An exemption of foreign charitable corporations is not obnoxious to the provisions of the fourteenth amendment to the federal constitution, s. 1, “that no state shall deny to any person within its jurisdiction the equal protection of the laws," as it is settled that a corporation is not a citizen within the meaning of this clause of the federal constitution. Furthermore, the legislature has the right in laying taxes to classify corporations as has been done in this state in recent years, and can classify resident corporations in one class and foreign corporations in another. Humphreys v. State, 70 Ohio St. 67, 87, 101 Am. St. 888, 70 N. E. 907, 65 L. R. A. 776, affirming 13 Low. D. 168, 1 C. C. N. S. 1, 14 Cir. D. 238.

The Illinois inheritance statute of 1895 as amended in 1901 exempted from the inheritance tax certain charitable corporations organized under the law of Illinois and did not exempt similar corporations organized under the laws of other states.
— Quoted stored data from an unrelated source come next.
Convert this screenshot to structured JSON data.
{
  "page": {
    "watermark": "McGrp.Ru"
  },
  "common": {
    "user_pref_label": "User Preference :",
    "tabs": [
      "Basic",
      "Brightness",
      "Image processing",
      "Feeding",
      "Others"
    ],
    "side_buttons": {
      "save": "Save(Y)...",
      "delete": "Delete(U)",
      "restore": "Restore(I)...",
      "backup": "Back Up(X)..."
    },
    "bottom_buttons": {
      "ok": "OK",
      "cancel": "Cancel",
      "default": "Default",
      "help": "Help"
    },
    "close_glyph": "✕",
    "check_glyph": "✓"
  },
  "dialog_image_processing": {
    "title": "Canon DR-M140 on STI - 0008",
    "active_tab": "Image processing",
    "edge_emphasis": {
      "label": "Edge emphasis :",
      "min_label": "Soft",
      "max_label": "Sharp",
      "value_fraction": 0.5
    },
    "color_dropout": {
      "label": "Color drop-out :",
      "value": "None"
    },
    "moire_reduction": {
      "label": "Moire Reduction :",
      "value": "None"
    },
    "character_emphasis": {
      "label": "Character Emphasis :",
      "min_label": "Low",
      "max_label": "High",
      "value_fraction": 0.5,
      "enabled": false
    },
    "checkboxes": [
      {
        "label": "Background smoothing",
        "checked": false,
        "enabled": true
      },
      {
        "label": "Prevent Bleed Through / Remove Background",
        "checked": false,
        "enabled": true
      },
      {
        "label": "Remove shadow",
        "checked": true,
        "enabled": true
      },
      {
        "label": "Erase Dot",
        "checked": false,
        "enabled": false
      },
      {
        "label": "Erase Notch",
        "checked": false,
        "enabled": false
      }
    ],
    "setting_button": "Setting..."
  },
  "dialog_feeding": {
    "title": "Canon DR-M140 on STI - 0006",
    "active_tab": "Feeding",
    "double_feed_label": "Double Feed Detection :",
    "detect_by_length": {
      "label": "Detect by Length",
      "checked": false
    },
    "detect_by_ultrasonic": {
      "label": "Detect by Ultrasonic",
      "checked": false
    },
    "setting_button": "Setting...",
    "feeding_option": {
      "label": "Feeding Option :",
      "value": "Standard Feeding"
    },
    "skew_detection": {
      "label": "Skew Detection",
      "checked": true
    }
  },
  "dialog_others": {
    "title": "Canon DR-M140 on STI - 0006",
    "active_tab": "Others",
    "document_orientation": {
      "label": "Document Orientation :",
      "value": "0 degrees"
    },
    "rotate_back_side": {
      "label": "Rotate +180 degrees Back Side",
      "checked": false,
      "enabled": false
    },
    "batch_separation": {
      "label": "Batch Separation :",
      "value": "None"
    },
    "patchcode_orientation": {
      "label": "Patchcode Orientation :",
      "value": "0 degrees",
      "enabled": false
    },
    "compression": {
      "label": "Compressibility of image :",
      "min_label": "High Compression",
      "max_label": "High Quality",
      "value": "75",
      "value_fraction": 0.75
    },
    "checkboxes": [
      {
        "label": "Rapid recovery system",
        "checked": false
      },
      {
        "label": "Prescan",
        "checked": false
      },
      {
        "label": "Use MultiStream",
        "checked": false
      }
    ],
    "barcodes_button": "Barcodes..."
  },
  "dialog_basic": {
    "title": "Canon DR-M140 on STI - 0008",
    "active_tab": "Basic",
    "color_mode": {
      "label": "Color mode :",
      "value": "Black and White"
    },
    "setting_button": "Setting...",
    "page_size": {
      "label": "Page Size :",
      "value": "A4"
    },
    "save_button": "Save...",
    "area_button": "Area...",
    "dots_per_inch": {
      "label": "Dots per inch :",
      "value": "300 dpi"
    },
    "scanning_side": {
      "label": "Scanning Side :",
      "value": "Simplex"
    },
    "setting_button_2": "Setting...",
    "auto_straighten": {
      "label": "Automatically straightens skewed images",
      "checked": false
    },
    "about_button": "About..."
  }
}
The court holds that this distinction is not contrary to the fourteenth amendment to the federal constitution; that if a state exempt property bequeathed for charitable and educational purposes from taxation it is not unreasonable or arbitrary to require the charity to be exercised or education to be bestowed within her borders and for her people whether exercised through persons or corporations. Board of Education v. Illinois, 203 U. S. 553, 563, 27 S. Ct. 171, 51 L. Ed. 314.

To the effect that exemptions apply only to domestic charitable corporations, see post, s. 257.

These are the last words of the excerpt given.